VTB contacted us to finalize their application for voting.
The client came with a ready-made base part. We needed to test the user identification system through an NFC tag, refresh the design of the application and add a feature that would translate text to speech and be able to recognize the voice.
They sent us a tablet for tests, a tag reader and the tag itself, through which the user logged into the system.
We modified the request that identified the user by the database.
Also, we updated the design.
The problem with the voice module was solved using the native iOS Speech framework, through which the Siri voice assistant works.
The app was released in summer 2019.
We discussed the requests of the application with the customer and prescribed the technical task. Created a prototype in Figma and started development. In total, we worked for about 2.5 months.
When authorizing through the tag, the request did not go through, due to the fact that the data formats did not match. This happens if the server side of the application is updated, but the one with which the user is interacting is not. To make the authorization work, we updated the data format.
We had never worked with the voice recognition before, so it was necessary to learn a technology that was new to us.

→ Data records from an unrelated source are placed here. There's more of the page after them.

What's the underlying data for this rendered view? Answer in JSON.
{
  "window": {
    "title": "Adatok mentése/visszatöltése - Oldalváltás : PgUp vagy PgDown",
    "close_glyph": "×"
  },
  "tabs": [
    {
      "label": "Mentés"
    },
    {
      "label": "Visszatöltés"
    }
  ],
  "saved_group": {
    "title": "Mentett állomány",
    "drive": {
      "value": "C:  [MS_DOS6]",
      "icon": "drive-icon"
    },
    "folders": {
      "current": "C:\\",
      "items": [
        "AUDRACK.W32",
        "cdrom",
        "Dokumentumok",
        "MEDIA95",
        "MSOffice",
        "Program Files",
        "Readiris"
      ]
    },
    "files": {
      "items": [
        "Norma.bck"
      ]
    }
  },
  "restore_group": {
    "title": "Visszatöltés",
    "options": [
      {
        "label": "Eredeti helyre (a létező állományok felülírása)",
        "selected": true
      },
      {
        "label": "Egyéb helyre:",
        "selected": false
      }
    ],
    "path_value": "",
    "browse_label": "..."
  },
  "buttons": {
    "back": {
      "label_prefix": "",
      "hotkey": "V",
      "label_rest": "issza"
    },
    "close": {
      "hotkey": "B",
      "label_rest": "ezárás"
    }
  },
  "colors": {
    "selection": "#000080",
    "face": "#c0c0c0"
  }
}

To translate questions into speech and recognize voice, we used the native iOS Speech framework. The text of the question and answer options are sent to the framework, after which they are read out by the Siri voice. Then the application switches to the "Listen to the answer" mode and correlates the user's speech with the proposed options.
Technically, speech is converted to text, and the application looks for matches between what is said and the answer options. If the speaker's answer coincides with the proposed option, then his vote is counted. If the app doesn't find a match, Siri asks you to say your answer again more clearly.
During our work, we faced a problem of an incorrect translation from English into Russian. Therefore, we still had to work on localization.
Initially, we wanted the voice to be recorded into an audio file and sent to the server. Then, it would be parsed and correlated, and in response the user would receive a line of text. But the native framework gave much faster and better result, so we abandoned this solution.